Misteri Di Hutan Kabut
Misteri di Hutan Kabut
Aku dan dua sahabatku nekat masuk ke hutan kabut yang terkenal menyeramkan di desa. Katanya, di dalam hutan itu ada sebuah air terjun indah yang jarang orang temukan. Kami berangkat dengan membawa bekal, peta, dan senter. Awalnya, perjalanan terasa menyenangkan. Namun, semakin jauh masuk, jalan setapak menghilang, dan kabut tebal mulai menyelimuti pandangan.

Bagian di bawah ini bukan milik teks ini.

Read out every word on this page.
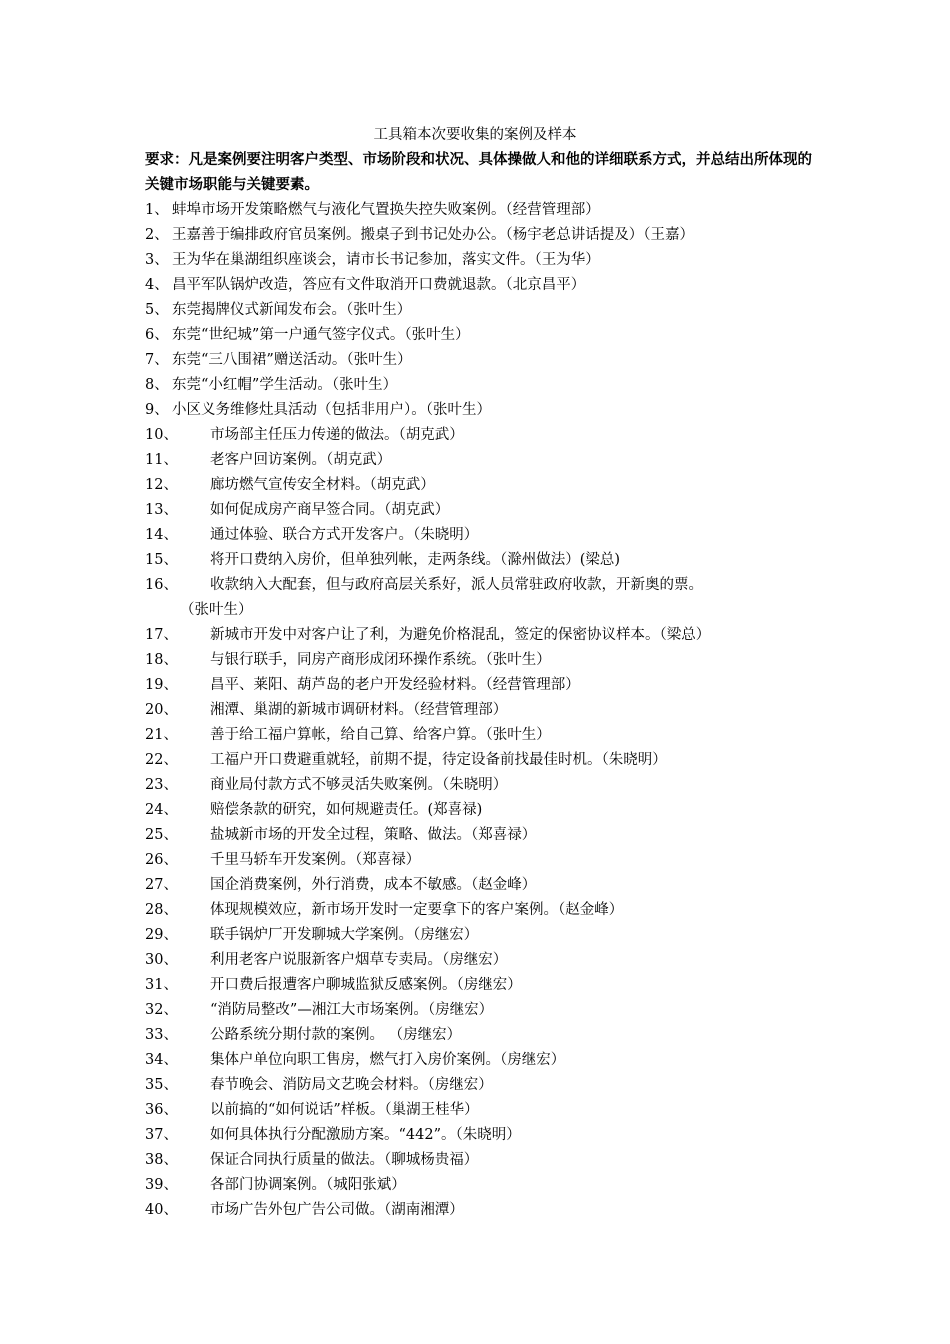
工具箱本次要收集的案例及样本
要求：凡是案例要注明客户类型、市场阶段和状况、具体操做人和他的详细联系方式，并总结出所体现的关键市场职能与关键要素。
1、 蚌埠市场开发策略燃气与液化气置换失控失败案例。（经营管理部）
2、 王嘉善于编排政府官员案例。搬桌子到书记处办公。（杨宇老总讲话提及）（王嘉）
3、 王为华在巢湖组织座谈会，请市长书记参加，落实文件。（王为华）
4、 昌平军队锅炉改造，答应有文件取消开口费就退款。（北京昌平）
5、 东莞揭牌仪式新闻发布会。（张叶生）
6、 东莞“世纪城”第一户通气签字仪式。（张叶生）
7、 东莞“三八围裙”赠送活动。（张叶生）
8、 东莞“小红帽”学生活动。（张叶生）
9、 小区义务维修灶具活动（包括非用户）。（张叶生）
10、 市场部主任压力传递的做法。（胡克武）
11、 老客户回访案例。（胡克武）
12、 廊坊燃气宣传安全材料。（胡克武）
13、 如何促成房产商早签合同。（胡克武）
14、 通过体验、联合方式开发客户。（朱晓明）
15、 将开口费纳入房价，但单独列帐，走两条线。（滁州做法）(梁总)
16、 收款纳入大配套，但与政府高层关系好，派人员常驻政府收款，开新奥的票。
（张叶生）
17、 新城市开发中对客户让了利，为避免价格混乱，签定的保密协议样本。（梁总）
18、 与银行联手，同房产商形成闭环操作系统。（张叶生）
19、 昌平、莱阳、葫芦岛的老户开发经验材料。（经营管理部）
20、 湘潭、巢湖的新城市调研材料。（经营管理部）
21、 善于给工福户算帐，给自己算、给客户算。（张叶生）
22、 工福户开口费避重就轻，前期不提，待定设备前找最佳时机。（朱晓明）
23、 商业局付款方式不够灵活失败案例。（朱晓明）
24、 赔偿条款的研究，如何规避责任。(郑喜禄)
25、 盐城新市场的开发全过程，策略、做法。（郑喜禄）
26、 千里马轿车开发案例。（郑喜禄）
27、 国企消费案例，外行消费，成本不敏感。（赵金峰）
28、 体现规模效应，新市场开发时一定要拿下的客户案例。（赵金峰）
29、 联手锅炉厂开发聊城大学案例。（房继宏）
30、 利用老客户说服新客户烟草专卖局。（房继宏）
31、 开口费后报遭客户聊城监狱反感案例。（房继宏）
32、 “消防局整改”—湘江大市场案例。（房继宏）
33、 公路系统分期付款的案例。 （房继宏）
34、 集体户单位向职工售房，燃气打入房价案例。（房继宏）
35、 春节晚会、消防局文艺晚会材料。（房继宏）
36、 以前搞的“如何说话”样板。（巢湖王桂华）
37、 如何具体执行分配激励方案。“442”。（朱晓明）
38、 保证合同执行质量的做法。（聊城杨贵福）
39、 各部门协调案例。（城阳张斌）
40、 市场广告外包广告公司做。（湖南湘潭）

Saat mencoba mencari arah, tiba-tiba terdengar suara ranting patah dari semak-semak. Kami kaget melihat bayangan hitam besar bergerak cepat. Jantungku berdegup kencang, dan kami segera berlari. Anehnya, suara langkah itu seolah mengikuti dari belakang. Rasa takut membuat kaki kami semakin lemas, namun kami terus berlari tanpa menoleh.
Dalam pelarian, kami tiba di sebuah gua kecil. Dengan panik, kami masuk untuk bersembunyi. Gua itu dingin dan gelap, hanya diterangi cahaya senter yang bergetar di tanganku. Di dindingnya, terlihat ukiran aneh berbentuk wajah-wajah menyeramkan. Belum sempat kami memahami, terdengar suara napas berat dari dalam gua, seakan ada yang memperhatikan kami.
Tiba-tiba, dari kegelapan, muncul sosok lelaki tua dengan pakaian compang-camping. Matanya tajam dan wajahnya penuh luka. Ia berkata dengan suara berat, “Kalian tidak seharusnya ada di sini…” Kami membeku, tidak berani bergerak sedikit pun. Lelaki itu mendekat perlahan, lalu menunjuk jalan keluar di balik gua. Tanpa pikir panjang, kami langsung lari mengikuti arah yang ia tunjukkan.
Dengan napas tersengal, akhirnya kami berhasil keluar dari hutan dan tiba di desa saat fajar menyingsing. Kami pun menceritakan kejadian itu kepada warga. Anehnya, mereka terdiam kaget. Seorang tetua desa lalu berkata pelan, “Tidak mungkin… lelaki yang kalian temui itu sudah meninggal lima tahun lalu, tepat di hutan kabut.” Sejenak tubuhku merinding, menyadari kami baru saja ditolong oleh arwah penunggu hutan.